If you regularly follow the financial markets, it’s hard to ignore the growth generated by the FAANG stocks (Facebook, Apple, Amazon, Netflix, Google). When you look more closely at the “ANG” part of this quintet, it’s not hard to see how continuous delivery and rapid creation of customer value and corporate growth go hand in hand (see Figure 1). Amazon deploys more than 50 million times a year, Netflix deploys more than 4,000 times a day, and Google’s cleaned-up version of Borg, Kubernetes, is on its way to becoming the de facto standard that leading businesses use to agilely build and release digital transformation experiences.
While correlation doesn’t necessarily imply causation, in these cases there are strong links between continuous delivery capability and delivering customer-obsessed values. The key to successful customer obsession execution is not to limit continuous delivery to your IT or product team, as is the norm today, but learning from the FAANGs to broaden this work model across your company. Continuous delivery means being prepared for fast incremental delivery of your conclusions about what new values and innovations will work best for your customers. And you must be prepared to be wrong and respond fast with incremental iterations to improve the alignment based on customer feedback.
Netflix CEO Reed Hastings summed this up well in his comments about entering international markets in 2015: “We realized we learned best by getting in the market and then learning, even if we’re less than perfect. Brazil is the best example. We started [there] four years ago. At first it was very slow growth, but because we were in the market talking to our members who had issues with the service, we could get those things fixed, and we learned faster.”
And at Amazon, continuous delivery supports a “Working Backwards” product development process, in which product managers harvest customer input on what services are needed and then work with teams to build and revise them.
As more executives realize continuous delivery is an enabler of digital growth, we’re seeing traditional IT, marketing, and customer engagement organizations embrace and scale Agile practices, as well. And as the examples above indicate, driving value with continuous delivery is about more than just building and releasing software fast. Product managers must harvest customer feedback, and customer experience professionals need to design effective user experiences and define how to measure successful customer engagement. Security professionals must ensure that Agile deployments are safe and reliable from the start. The bottom line: Multiple organizations and many roles must collaborate well to enable continuous delivery at an organizationwide scale.

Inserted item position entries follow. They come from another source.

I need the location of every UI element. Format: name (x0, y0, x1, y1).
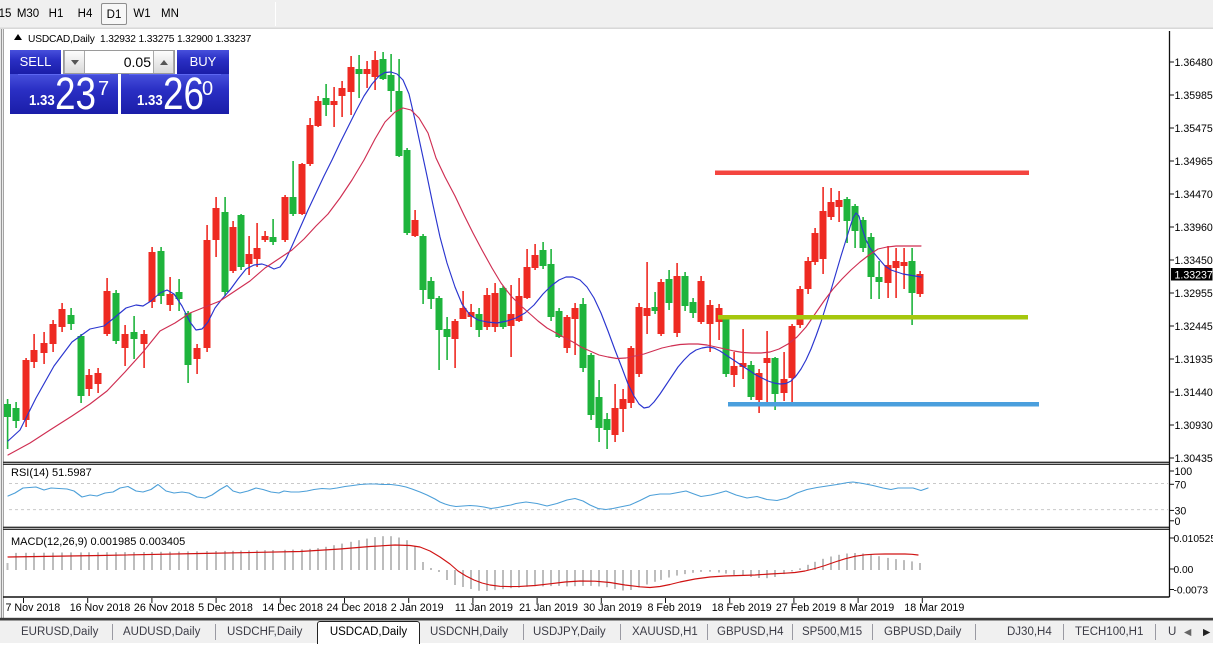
svg-text:1.31440: 1.31440 (1175, 387, 1213, 399)
svg-text:1.30435: 1.30435 (1175, 453, 1213, 465)
svg-text:USDCAD,Daily 1.32932 1.33275: USDCAD,Daily 1.32932 1.33275 1.32900 1.3… (28, 34, 252, 45)
svg-text:1.35475: 1.35475 (1175, 123, 1213, 135)
svg-text:26 Nov 2018: 26 Nov 2018 (134, 602, 195, 614)
svg-text:1.30930: 1.30930 (1175, 420, 1213, 432)
svg-text:21 Jan 2019: 21 Jan 2019 (519, 602, 578, 614)
svg-text:1.31935: 1.31935 (1175, 354, 1213, 366)
svg-text:5 Dec 2018: 5 Dec 2018 (198, 602, 253, 614)
svg-text:0.00: 0.00 (1174, 565, 1194, 576)
svg-text:1.36480: 1.36480 (1175, 57, 1213, 69)
svg-text:1.35985: 1.35985 (1175, 90, 1213, 102)
svg-text:1.34470: 1.34470 (1175, 189, 1213, 201)
svg-text:1.32445: 1.32445 (1175, 321, 1213, 333)
svg-text:11 Jan 2019: 11 Jan 2019 (455, 602, 513, 614)
svg-text:1.33450: 1.33450 (1175, 255, 1213, 267)
svg-text:16 Nov 2018: 16 Nov 2018 (70, 602, 131, 614)
svg-text:14 Dec 2018: 14 Dec 2018 (262, 602, 323, 614)
svg-text:18 Feb 2019: 18 Feb 2019 (712, 602, 772, 614)
svg-text:27 Feb 2019: 27 Feb 2019 (776, 602, 836, 614)
svg-text:0.010525: 0.010525 (1174, 534, 1213, 545)
svg-text:8 Mar 2019: 8 Mar 2019 (840, 602, 894, 614)
svg-text:2 Jan 2019: 2 Jan 2019 (391, 602, 444, 614)
svg-text:70: 70 (1175, 479, 1187, 491)
svg-text:1.33960: 1.33960 (1175, 222, 1213, 234)
svg-text:-0.0073: -0.0073 (1174, 586, 1209, 597)
svg-text:0: 0 (1175, 516, 1181, 528)
svg-text:1.32955: 1.32955 (1175, 288, 1213, 300)
svg-text:18 Mar 2019: 18 Mar 2019 (904, 602, 964, 614)
svg-text:1.33237: 1.33237 (1175, 269, 1213, 281)
svg-text:30 Jan 2019: 30 Jan 2019 (583, 602, 642, 614)
svg-text:24 Dec 2018: 24 Dec 2018 (327, 602, 388, 614)
svg-text:MACD(12,26,9) 0.001985 0.00340: MACD(12,26,9) 0.001985 0.003405 (11, 536, 185, 548)
svg-text:7 Nov 2018: 7 Nov 2018 (6, 602, 61, 614)
svg-text:100: 100 (1175, 466, 1193, 478)
svg-text:1.34965: 1.34965 (1175, 156, 1213, 168)
svg-text:8 Feb 2019: 8 Feb 2019 (648, 602, 702, 614)
svg-text:RSI(14) 51.5987: RSI(14) 51.5987 (11, 467, 92, 479)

CIOs and CMOs who seek to enable a culture of continuous delivery have their work cut out for them. Selecting tools and getting them up and running is the easy part, and there are many options available (including great open source tools). The bigger challenges come from connecting organizations that are used to working in silos. Cross-functional, co-located teams organized around products and services is a proven way to start breaking down cultural and organizational barriers that limit delivery speed. Refactoring application architectures to improve modularity and reduce dependencies doesn’t happen overnight either, but it’s a requirement for increasing release speed. The good news is that when done right, the work CIOs face in adapting applications to cloud-native architectures will also help increase system modularity and set the stage for better continuous delivery. Product-centric teams can “work backward” like Amazon, use minimum viable product approaches like Netflix, build on containers like Google, and steadily increase their maturity and resilience.